It’s apparent within the first 15 minutes of Titane that there’s nothing typical about Alexia, but just in case you were thinking “Well, maybe things will eventually level out for her,” Ducournau then gives us one of the wildest sex scenes of the last two decades as Alexia finds herself being ferociously railed by the low-rider. At that moment, I couldn’t help but imagine that this scene was akin to if David Cronenberg’s Crash somehow merged with one of the earlier entries of the Fast and the Furious series, the perfect blending of a stylized gaze of vehicular machinations and hypererotica.
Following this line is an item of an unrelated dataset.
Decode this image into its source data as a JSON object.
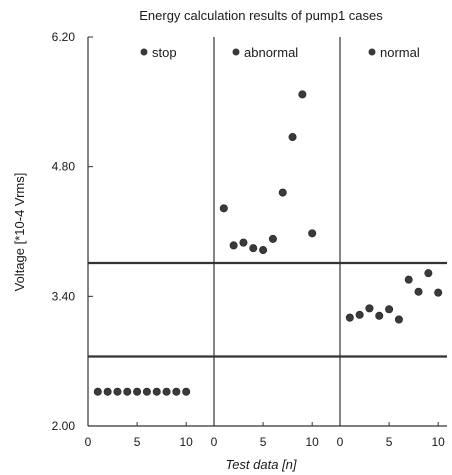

After Alexia’s sexual encounter with the vehicle, her sociopathic tendencies begin to manifest themselves in uncontrollable ways, where she cannot help but inflict pain on those around her as she seemingly rejects organic life in favor of life surrounded by the man-made qualities of steel and wheels. Her dangerous proclivities put her on the run, where Alexia transforms herself and pretends to be the long-missing son of Vincent (Vincent Lindon), a no-nonsense fire captain whose son’s disappearance has made him desperate to step back into a parental role once again. At this point in Titane, Ducournau once again shifts gears, and the narrative becomes something of a family drama that is centered around a unique set of circumstances and tender-heartedly examines how our ability to connect with others is often the very thing that can save us from our own inhumanity.
With Titane, Ducournau amps up her cinematic exploration of familial structures that she first established in Raw years ago, this time delivering a story about how the most unlikely of connections can inexplicably create deep-rooted relationships that most of the outside world would either dismiss completely or look down upon with disdain. Somehow, Ducournau manages to create one of the most visceral, yet good-natured, genre-benders to come out in some time, an often disturbing story that pushes boundaries but still manages to deliver an inquisitive exploration of what it means to be human.
Ducournau presents her story to audiences with flourishes of excess and a smattering of pitch-black humor in the first half of the film, where you think you may have an inkling of where her story is headed. But then in the latter half of Titane, the French filmmaker demonstrates great poise and restraint as we watch Alexia and Vincent come together under the most unusual of circumstances, and together, they are able to find a sense of belonging despite their relationship being built on a foundation of lies, because ultimately, those lies don’t matter to these characters. Their connection is so much bigger than that and I love how messy the familial dynamic between these characters is because their connection shouldn’t make sense traditionally, but it does, thanks to Ducournau’s efforts here.
As mentioned, there are also some body horror elements to Titane that are terrifyingly weird and messed up, and while I always appreciate watching a character’s body betray them on screen, I think that these otherworldly moments take away from the powerful messages at the core of Titane, but not in a way that diminishes Ducournau’s efforts at all. Like I said, the body horror stuff is fun and adds a lot of intriguing visuals for the film, but I don’t think Titane necessarily needed an infusion of the supernatural into its script to take it to the next level, because it already exceeded those levels and then some with everything else going on in the film’s ambitious narrative.
With Titane, Ducournau demonstrates with pure confidence that she is truly one of the ballsiest filmmakers working today, as her second feature completely defied any expectations I had going into it. Titane also left me rocked by how well its beautifully bizarre story was able to blend together Ducournau’s acerbic wit and her razor-sharp exploration of humanity and identity with this gentle story about adoptive families, leaving me euphoric and heartbroken by the time we get to its conclusion. Titane certainly won’t be a film for everyone, but for those who prefer boundary-pushing cinema, Ducournau’s latest should undoubtedly take you on a helluva ride.